Mind Ignition’s Alex Lusht packed up the recording gear and set up shop in the church ran by Dawn Kinnard’s father. Dawn, Alex, producer Mason Neely, and many guest musicians came together to create a historic collection of music that has already garnered praise from publications around the country.
Dawn Kinnard, a native of rural State College, PA and burgeoning singer/songwriter, wrote “Wires in the Sky” about one lonesome, glorious day she spent speeding across Texas on her beloved Harley-Davidson motorcycle. “I decided to take a trip down to Austin to check out the music scene down there”, Dawn told me recently during a brief phone conversation. “So I put a tent on the back of my motorcycle and just sort of camped along the way. One day I was riding across Texas, and it was just so beautiful and peaceful — the ‘wires in the sky’ line just came to me.” The solitary highway motif is typical of Kinnard’s well-written, often poetic songs, which are permeated with themes of broken hearts and a search for the American Dream. “Wires in the Sky” is one of several excellent songs on Kinnard’s stunning debut CD, an 8-track disc she recently released independently.
Raised the daughter of a Baptist preacher, Kinnard was a regular in the church choir, but picked up a guitar at age 16 and soon after was worshipping at a slightly different alter. “I had a pretty big obsession with Elvis for a few years — that’s pretty much all I listened to for a while”, recalled Kinnard of her later teen years. Shortly thereafter, she began penning her own tunes that paid tribute to the American roots music of which she had become so fond. Combining her newfound songwriting skills with her gospel vocal training, Kinnard began to establish her talent singing for the alt.country band Dusk to Dawn in and around State College.
Feeling confident and believing in what she had to say, Kinnard sold her beloved bike to finance an independent album. When we spoke, she talked about how hard and sad it was to part with said Harley, (she even once compared it to having a dog die). “I was sad, but [making a record] was something I’ve been wanting to do for a long, long time, so I feel pretty good about it.”

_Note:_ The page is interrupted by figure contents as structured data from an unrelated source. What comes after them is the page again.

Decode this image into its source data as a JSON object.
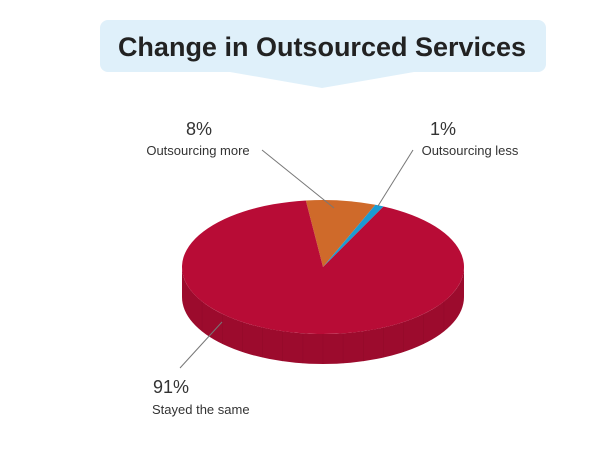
{
  "chart_data": {
    "type": "pie",
    "title": "Change in Outsourced Services",
    "slices": [
      {
        "label": "Outsourcing more",
        "value": 8,
        "value_label": "8%",
        "color": "#cf6a2a"
      },
      {
        "label": "Outsourcing less",
        "value": 1,
        "value_label": "1%",
        "color": "#1b9bd3"
      },
      {
        "label": "Stayed the same",
        "value": 91,
        "value_label": "91%",
        "color": "#b80c36"
      }
    ],
    "style": "3d",
    "side_color": "#9c0b2d",
    "banner_color": "#dff0fa"
  }
}
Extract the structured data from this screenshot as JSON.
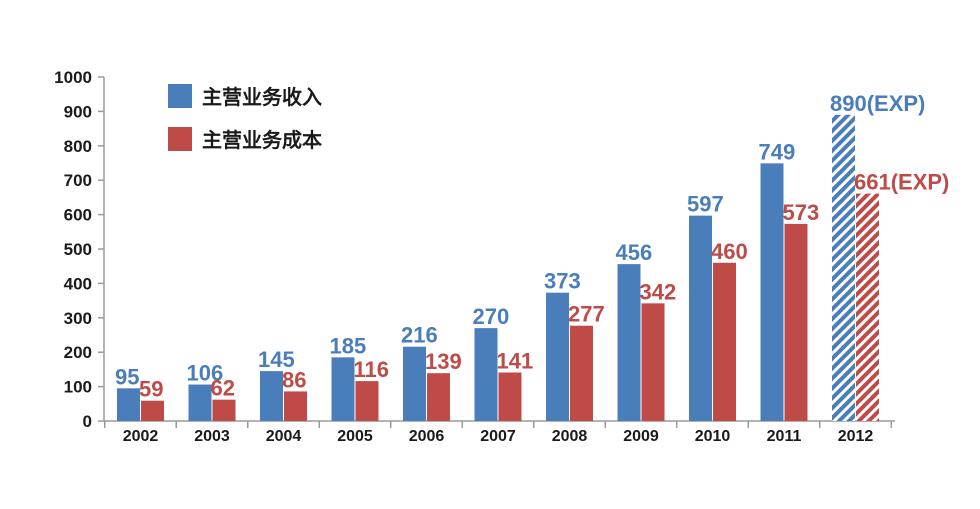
{
  "chart_data": {
    "type": "bar",
    "title": "",
    "xlabel": "",
    "ylabel": "",
    "ylim": [
      0,
      1000
    ],
    "yticks": [
      0,
      100,
      200,
      300,
      400,
      500,
      600,
      700,
      800,
      900,
      1000
    ],
    "categories": [
      "2002",
      "2003",
      "2004",
      "2005",
      "2006",
      "2007",
      "2008",
      "2009",
      "2010",
      "2011",
      "2012"
    ],
    "legend_position": "top-left",
    "grid": false,
    "series": [
      {
        "name": "主营业务收入",
        "color": "#4a7ebb",
        "values": [
          95,
          106,
          145,
          185,
          216,
          270,
          373,
          456,
          597,
          749,
          890
        ],
        "labels": [
          "95",
          "106",
          "145",
          "185",
          "216",
          "270",
          "373",
          "456",
          "597",
          "749",
          "890(EXP)"
        ],
        "hatched": [
          false,
          false,
          false,
          false,
          false,
          false,
          false,
          false,
          false,
          false,
          true
        ]
      },
      {
        "name": "主营业务成本",
        "color": "#be4b48",
        "values": [
          59,
          62,
          86,
          116,
          139,
          141,
          277,
          342,
          460,
          573,
          661
        ],
        "labels": [
          "59",
          "62",
          "86",
          "116",
          "139",
          "141",
          "277",
          "342",
          "460",
          "573",
          "661(EXP)"
        ],
        "hatched": [
          false,
          false,
          false,
          false,
          false,
          false,
          false,
          false,
          false,
          false,
          true
        ]
      }
    ]
  }
}
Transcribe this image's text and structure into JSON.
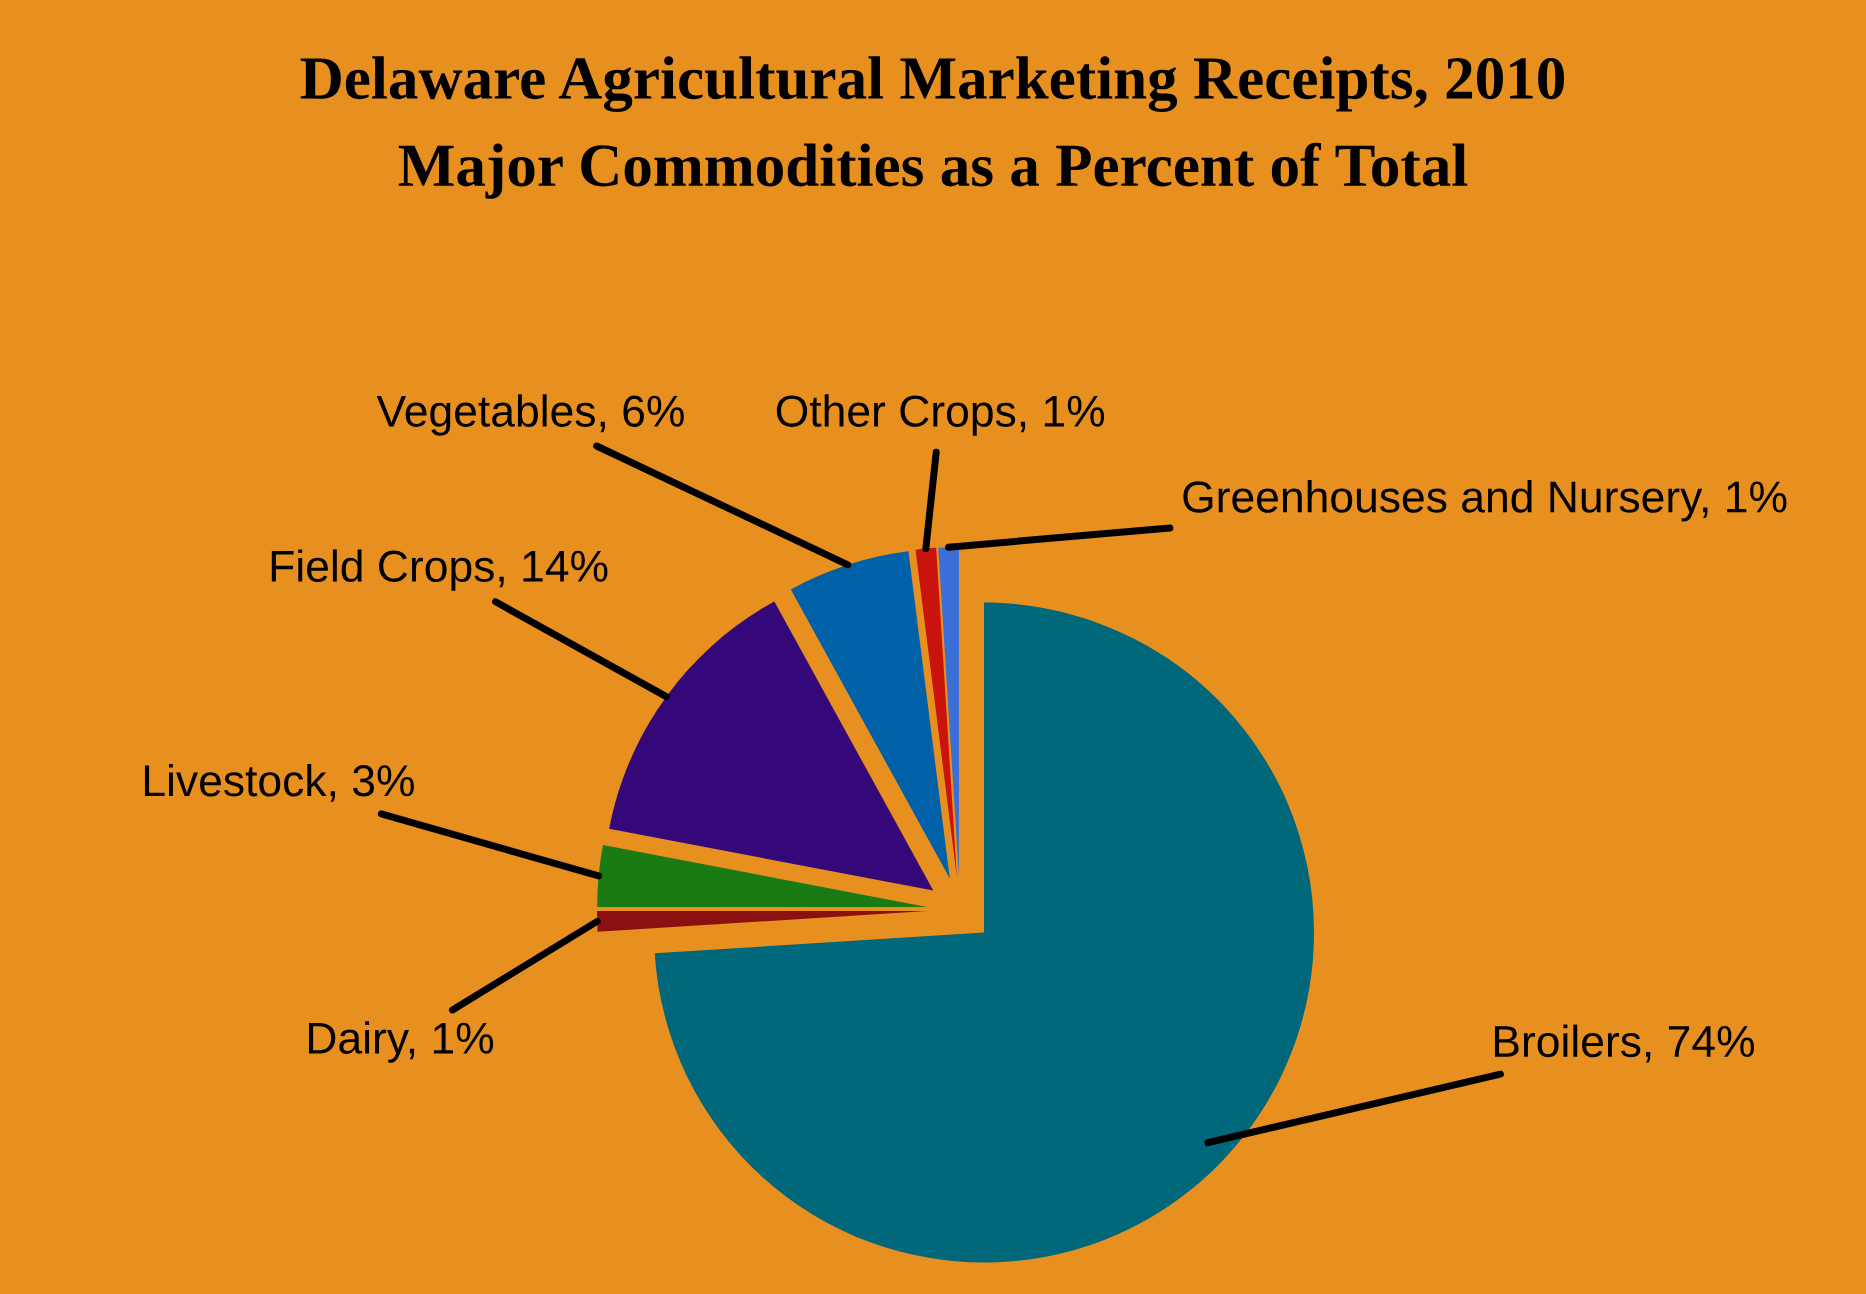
{
  "chart_data": {
    "type": "pie",
    "title": "Delaware Agricultural Marketing Receipts, 2010",
    "subtitle": "Major Commodities as a Percent of Total",
    "categories": [
      "Broilers",
      "Dairy",
      "Livestock",
      "Field Crops",
      "Vegetables",
      "Other Crops",
      "Greenhouses and Nursery"
    ],
    "values": [
      74,
      1,
      3,
      14,
      6,
      1,
      1
    ],
    "value_labels": [
      "74%",
      "1%",
      "3%",
      "14%",
      "6%",
      "1%",
      "1%"
    ],
    "colors": [
      "#00687a",
      "#8b1010",
      "#1a7a14",
      "#35087a",
      "#0060a8",
      "#c8140c",
      "#3b6fd8"
    ]
  }
}
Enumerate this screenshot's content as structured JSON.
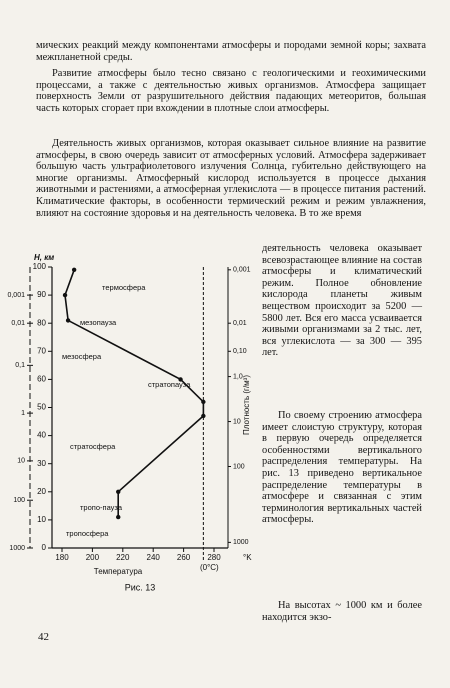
{
  "page": {
    "text_top": "мических реакций между компонентами атмосферы и породами земной коры; захвата межпланетной среды.",
    "para1": "Развитие атмосферы было тесно связано с геологическими и геохимическими процессами, а также с деятельностью живых организмов. Атмосфера защищает поверхность Земли от разрушительного действия падающих метеоритов, большая часть которых сгорает при вхождении в плотные слои атмосферы.",
    "para2_wide": "Деятельность живых организмов, которая оказывает сильное влияние на развитие атмосферы, в свою очередь зависит от атмосферных условий. Атмосфера задерживает большую часть ультрафиолетового излучения Солнца, губительно действующего на многие организмы. Атмосферный кислород используется в процессе дыхания животными и растениями, а атмосферная углекислота — в процессе питания растений. Климатические факторы, в особенности термический режим и режим увлажнения, влияют на состояние здоровья и на деятельность человека. В то же время",
    "para2_narrow": "деятельность человека оказывает всевозрастающее влияние на состав атмосферы и климатический режим. Полное обновление кислорода планеты живым веществом происходит за 5200 — 5800 лет. Вся его масса усваивается живыми организмами за 2 тыс. лет, вся углекислота — за 300 — 395 лет.",
    "para3": "По своему строению атмосфера имеет слоистую структуру, которая в первую очередь определяется особенностями вертикального распределения температуры. На рис. 13 приведено вертикальное распределение температуры в атмосфере и связанная с этим терминология вертикальных частей атмосферы.",
    "para4": "На высотах ~ 1000 км и более находится экзо-",
    "page_number": "42"
  },
  "figure": {
    "caption": "Рис. 13",
    "y_axis_label": "H, км",
    "y_ticks": [
      0,
      10,
      20,
      30,
      40,
      50,
      60,
      70,
      80,
      90,
      100
    ],
    "pressure_ticks": [
      {
        "value": 90,
        "label": "0,001"
      },
      {
        "value": 80,
        "label": "0,01"
      },
      {
        "value": 65,
        "label": "0,1"
      },
      {
        "value": 48,
        "label": "1"
      },
      {
        "value": 31,
        "label": "10"
      },
      {
        "value": 17,
        "label": "100"
      },
      {
        "value": 0,
        "label": "1000"
      }
    ],
    "density_ticks": [
      {
        "value": 99,
        "label": "0,001"
      },
      {
        "value": 80,
        "label": "0,01"
      },
      {
        "value": 70,
        "label": "0,10"
      },
      {
        "value": 61,
        "label": "1,0"
      },
      {
        "value": 45,
        "label": "10"
      },
      {
        "value": 29,
        "label": "100"
      },
      {
        "value": 2,
        "label": "1000"
      }
    ],
    "density_label": "Плотность (г/м³)",
    "x_ticks": [
      180,
      200,
      220,
      240,
      260,
      280
    ],
    "x_unit": "°K",
    "zero_c_tick": {
      "value": 273,
      "label": "(0°C)"
    },
    "x_axis_label": "Температура",
    "layers": [
      "термосфера",
      "мезопауза",
      "мезосфера",
      "стратопауза",
      "стратосфера",
      "тропо-пауза",
      "тропосфера"
    ],
    "curve": {
      "temperature": [
        188,
        182,
        184,
        258,
        273,
        273,
        217,
        217
      ],
      "height": [
        99,
        90,
        81,
        60,
        52,
        47,
        20,
        11
      ]
    }
  }
}
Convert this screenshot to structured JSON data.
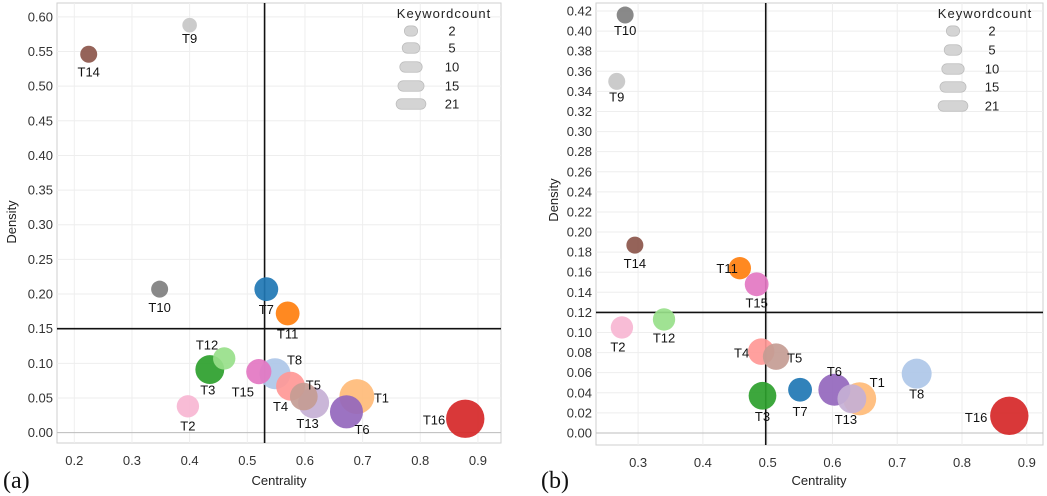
{
  "chart_data": [
    {
      "panel": "(a)",
      "type": "scatter",
      "xlabel": "Centrality",
      "ylabel": "Density",
      "xlim": [
        0.17,
        0.94
      ],
      "ylim": [
        -0.015,
        0.62
      ],
      "xticks": [
        "0.2",
        "0.3",
        "0.4",
        "0.5",
        "0.6",
        "0.7",
        "0.8",
        "0.9"
      ],
      "yticks": [
        "0.00",
        "0.05",
        "0.10",
        "0.15",
        "0.20",
        "0.25",
        "0.30",
        "0.35",
        "0.40",
        "0.45",
        "0.50",
        "0.55",
        "0.60"
      ],
      "vline": 0.53,
      "hline": 0.15,
      "grid": true,
      "legend": {
        "title": "Keywordcount",
        "placement": "top-right",
        "sizes": [
          2,
          5,
          10,
          15,
          21
        ]
      },
      "points": [
        {
          "label": "T9",
          "x": 0.4,
          "y": 0.588,
          "size": 2,
          "color": "#c7c7c7"
        },
        {
          "label": "T14",
          "x": 0.225,
          "y": 0.546,
          "size": 3,
          "color": "#8c564b"
        },
        {
          "label": "T10",
          "x": 0.348,
          "y": 0.207,
          "size": 3,
          "color": "#7f7f7f"
        },
        {
          "label": "T7",
          "x": 0.533,
          "y": 0.207,
          "size": 7,
          "color": "#1f77b4"
        },
        {
          "label": "T11",
          "x": 0.57,
          "y": 0.172,
          "size": 7,
          "color": "#ff7f0e"
        },
        {
          "label": "T12",
          "x": 0.46,
          "y": 0.107,
          "size": 6,
          "color": "#98df8a"
        },
        {
          "label": "T3",
          "x": 0.435,
          "y": 0.091,
          "size": 11,
          "color": "#2ca02c"
        },
        {
          "label": "T15",
          "x": 0.52,
          "y": 0.088,
          "size": 8,
          "color": "#e377c2"
        },
        {
          "label": "T8",
          "x": 0.548,
          "y": 0.085,
          "size": 13,
          "color": "#aec7e8"
        },
        {
          "label": "T4",
          "x": 0.575,
          "y": 0.067,
          "size": 11,
          "color": "#ff9896"
        },
        {
          "label": "T5",
          "x": 0.598,
          "y": 0.052,
          "size": 10,
          "color": "#c49c94"
        },
        {
          "label": "T13",
          "x": 0.615,
          "y": 0.043,
          "size": 13,
          "color": "#c5b0d5"
        },
        {
          "label": "T1",
          "x": 0.69,
          "y": 0.052,
          "size": 17,
          "color": "#ffbb78"
        },
        {
          "label": "T6",
          "x": 0.672,
          "y": 0.03,
          "size": 15,
          "color": "#9467bd"
        },
        {
          "label": "T2",
          "x": 0.397,
          "y": 0.038,
          "size": 6,
          "color": "#f7b6d2"
        },
        {
          "label": "T16",
          "x": 0.878,
          "y": 0.02,
          "size": 21,
          "color": "#d62728"
        }
      ]
    },
    {
      "panel": "(b)",
      "type": "scatter",
      "xlabel": "Centrality",
      "ylabel": "Density",
      "xlim": [
        0.235,
        0.925
      ],
      "ylim": [
        -0.012,
        0.428
      ],
      "xticks": [
        "0.3",
        "0.4",
        "0.5",
        "0.6",
        "0.7",
        "0.8",
        "0.9"
      ],
      "yticks": [
        "0.00",
        "0.02",
        "0.04",
        "0.06",
        "0.08",
        "0.10",
        "0.12",
        "0.14",
        "0.16",
        "0.18",
        "0.20",
        "0.22",
        "0.24",
        "0.26",
        "0.28",
        "0.30",
        "0.32",
        "0.34",
        "0.36",
        "0.38",
        "0.40",
        "0.42"
      ],
      "vline": 0.497,
      "hline": 0.12,
      "grid": true,
      "legend": {
        "title": "Keywordcount",
        "placement": "top-right",
        "sizes": [
          2,
          5,
          10,
          15,
          21
        ]
      },
      "points": [
        {
          "label": "T10",
          "x": 0.28,
          "y": 0.416,
          "size": 3,
          "color": "#7f7f7f"
        },
        {
          "label": "T9",
          "x": 0.267,
          "y": 0.35,
          "size": 3,
          "color": "#c7c7c7"
        },
        {
          "label": "T14",
          "x": 0.295,
          "y": 0.187,
          "size": 3,
          "color": "#8c564b"
        },
        {
          "label": "T11",
          "x": 0.457,
          "y": 0.164,
          "size": 6,
          "color": "#ff7f0e"
        },
        {
          "label": "T15",
          "x": 0.483,
          "y": 0.148,
          "size": 7,
          "color": "#e377c2"
        },
        {
          "label": "T12",
          "x": 0.34,
          "y": 0.113,
          "size": 6,
          "color": "#98df8a"
        },
        {
          "label": "T2",
          "x": 0.275,
          "y": 0.105,
          "size": 6,
          "color": "#f7b6d2"
        },
        {
          "label": "T4",
          "x": 0.49,
          "y": 0.081,
          "size": 9,
          "color": "#ff9896"
        },
        {
          "label": "T5",
          "x": 0.513,
          "y": 0.076,
          "size": 9,
          "color": "#c49c94"
        },
        {
          "label": "T3",
          "x": 0.492,
          "y": 0.037,
          "size": 10,
          "color": "#2ca02c"
        },
        {
          "label": "T7",
          "x": 0.55,
          "y": 0.043,
          "size": 7,
          "color": "#1f77b4"
        },
        {
          "label": "T6",
          "x": 0.603,
          "y": 0.043,
          "size": 14,
          "color": "#9467bd"
        },
        {
          "label": "T1",
          "x": 0.642,
          "y": 0.034,
          "size": 15,
          "color": "#ffbb78"
        },
        {
          "label": "T13",
          "x": 0.63,
          "y": 0.034,
          "size": 11,
          "color": "#c5b0d5"
        },
        {
          "label": "T8",
          "x": 0.73,
          "y": 0.059,
          "size": 12,
          "color": "#aec7e8"
        },
        {
          "label": "T16",
          "x": 0.873,
          "y": 0.017,
          "size": 21,
          "color": "#d62728"
        }
      ]
    }
  ]
}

Cash in pocket, Kinnard hired an engineer, rented the necessary equipment, and was lucky enough to secure her father’s church to record the album. “We had one month, but it was really laid back, with little time constraints, which was great,” she told me about the choice location. “The acoustics inside the church are really good, so that worked out well too.” And, although Kinnard herself calls the final product “real raw”, producer Mason Neely manages to put together arrangements that sound damn close to big budget. Must have been those acoustics.
The eponymous 8-song disc (“We were only going to make a 5 song EP and we just got a little carried away, stayed up all night and ended up with 8 instead…”) features 7 strong originals and an ethereal, atmospheric cover of “Will the Circle be Unbroken”. The aforementioned “Wires in the Sky” is easily the disc’s strongest track — Kinnard’s desperation melds beautifully with the lonesome-highway lyrics and rolling instrumentation (accentuated by a perfectly placed banjo interlude from Tyne Repogle), but each song contributes to the overall quality of this disc. Mostly mellow, smoldering numbers, Kinnard’s beautiful voice takes center stage on most cuts, effortlessly channeling a gritty but vulnerable wail that’d make Lucinda proud. The bouncy, catchy “Like I Said” prevents any predictability or banality, complete with requisite hand claps. Try to not tap along – I dare you.